- Court: European Court of Justice
- Citation: (2003) C-224/01

Keywords
- Preliminary ruling

= Köbler v Republik Österreich =

Köbler v Austria (2003) is an EU law case, concerning the preliminary ruling procedure in the European Union.

==Facts==
Professors who had completed 15 years service in Austrian universities got more pay, but Professor Köbler had been in non-Austrian universities and claimed this should be considered.

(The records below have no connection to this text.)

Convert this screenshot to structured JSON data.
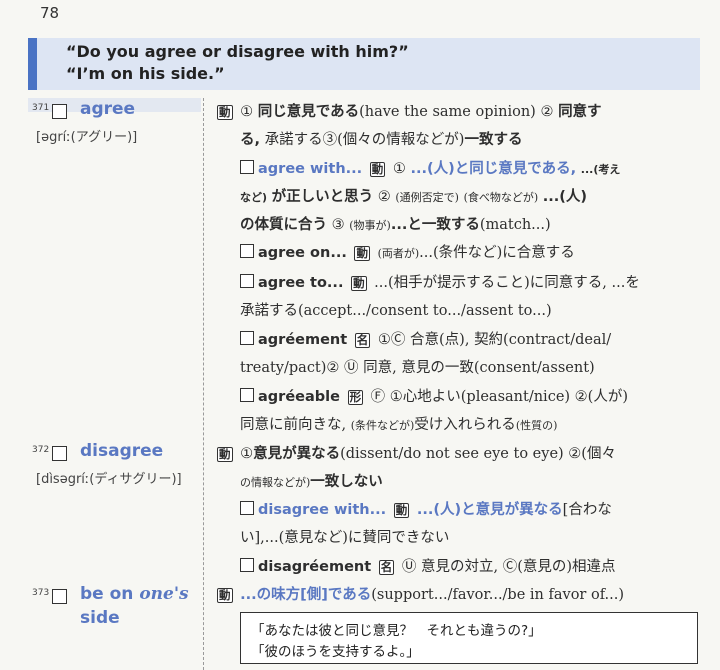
{
  "page_number": "78",
  "header": {
    "line1": "“Do you agree or disagree with him?”",
    "line2": "“I’m on his side.”"
  },
  "entries": [
    {
      "number": "371",
      "headword": "agree",
      "pronunciation": "[əgríː(アグリー)]",
      "lines": {
        "l1": {
          "a": "動",
          "b": "①",
          "c": "同じ意見である",
          "d": "(have the same opinion)",
          "e": "②",
          "f": "同意す"
        },
        "l2": {
          "a": "る,",
          "b": " 承諾する",
          "c": "③(個々の情報などが)",
          "d": "一致する"
        },
        "l3": {
          "a": "agree with...",
          "b": "動",
          "c": "①",
          "d": "...(人)と同じ意見である,",
          "e": "...(考え"
        },
        "l4": {
          "a": "など)",
          "b": "が正しいと思う",
          "c": "②",
          "d": "(通例否定で)",
          "e": "(食べ物などが)",
          "f": "...(人)"
        },
        "l5": {
          "a": "の体質に合う",
          "b": "③",
          "c": "(物事が)",
          "d": "...と一致する",
          "e": "(match...)"
        },
        "l6": {
          "a": "agree on...",
          "b": "動",
          "c": "(両者が)",
          "d": "...(条件など)に合意する"
        },
        "l7": {
          "a": "agree to...",
          "b": "動",
          "c": "...(相手が提示すること)に同意する,",
          "d": "...を"
        },
        "l8": {
          "a": "承諾する",
          "b": "(accept.../consent to.../assent to...)"
        },
        "l9": {
          "a": "agréement",
          "b": "名",
          "c": "①",
          "d": "Ⓒ",
          "e": "合意(点),",
          "f": "契約(contract/deal/"
        },
        "l10": {
          "a": "treaty/pact)",
          "b": "②",
          "c": "Ⓤ",
          "d": "同意,",
          "e": "意見の一致(consent/assent)"
        },
        "l11": {
          "a": "agréeable",
          "b": "形",
          "c": "Ⓕ",
          "d": "①心地よい(pleasant/nice)",
          "e": "②(人が)"
        },
        "l12": {
          "a": "同意に前向きな,",
          "b": "(条件などが)",
          "c": "受け入れられる",
          "d": "(性質の)"
        }
      }
    },
    {
      "number": "372",
      "headword": "disagree",
      "pronunciation": "[dìsəgríː(ディサグリー)]",
      "lines": {
        "l1": {
          "a": "動",
          "b": "①",
          "c": "意見が異なる",
          "d": "(dissent/do not see eye to eye)",
          "e": "②(個々"
        },
        "l2": {
          "a": "の情報などが)",
          "b": "一致しない"
        },
        "l3": {
          "a": "disagree with...",
          "b": "動",
          "c": "...(人)と意見が異なる",
          "d": "[合わな"
        },
        "l4": {
          "a": "い],",
          "b": "...(意見など)に賛同できない"
        },
        "l5": {
          "a": "disagréement",
          "b": "名",
          "c": "Ⓤ",
          "d": "意見の対立,",
          "e": "Ⓒ(意見の)相違点"
        }
      }
    },
    {
      "number": "373",
      "headword_a": "be on ",
      "headword_b": "one's",
      "headword_c": "side",
      "lines": {
        "l1": {
          "a": "動",
          "b": "...の味方[側]である",
          "c": "(support.../favor.../be in favor of...)"
        }
      },
      "example": {
        "ja1": "「あなたは彼と同じ意見？　それとも違うの?」",
        "ja2": "「彼のほうを支持するよ。」"
      }
    }
  ],
  "colors": {
    "accent_blue": "#5a78c2",
    "header_band": "#dde5f3",
    "header_bar": "#4a73c4"
  }
}
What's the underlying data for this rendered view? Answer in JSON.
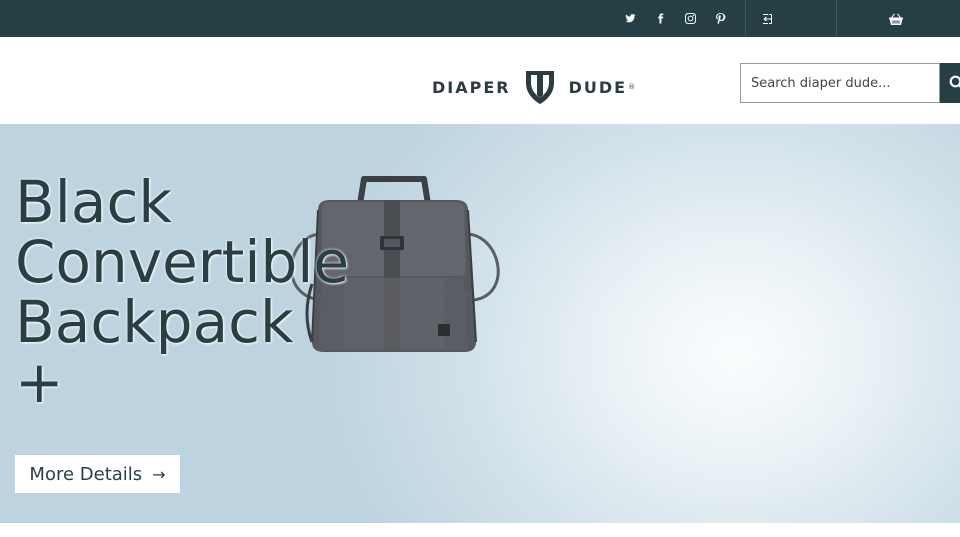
{
  "topbar": {
    "social": [
      {
        "icon": "twitter-icon",
        "label": "Twitter"
      },
      {
        "icon": "facebook-icon",
        "label": "Facebook"
      },
      {
        "icon": "instagram-icon",
        "label": "Instagram"
      },
      {
        "icon": "pinterest-icon",
        "label": "Pinterest"
      }
    ],
    "login_icon": "sign-in-icon",
    "cart_icon": "basket-icon"
  },
  "header": {
    "logo_left": "DIAPER",
    "logo_right": "DUDE",
    "logo_mark": "®",
    "search_placeholder": "Search diaper dude...",
    "search_icon": "search-icon"
  },
  "hero": {
    "title_lines": [
      "Black",
      "Convertible",
      "Backpack",
      "+"
    ],
    "button_label": "More Details",
    "button_arrow": "→"
  },
  "colors": {
    "topbar_bg": "#263f45",
    "text_dark": "#2a3f44",
    "hero_light": "#fbfdfe",
    "hero_edge": "#bdd3df"
  }
}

The Verwaltungsgerichtshof (VGH), the highest Austrian administrative court, referred to the European Court of Justice. The ECJ Registrar suggested an earlier ruling covered the same point, and the increment was not compatible with EU law. The VGH withdrew the request, but then decided that the earlier judgment was not applicable to Prof Köbler. He then claimed damages at the Vienna Civil Court, for the VGH infringing EU law. They referred to the ECJ.

==Judgment==
The Court of Justice held that all state organs, including the judiciary can be liable under Francovich principles. However, in this case, though the VGH was wrong, it was not sufficiently serious to warrant liability, so Prof Köbler lost. However, liability would arise only ‘in the exceptional case where the court has manifestly infringed the applicable law’. A deliberate refusal to follow EU law would result in liability.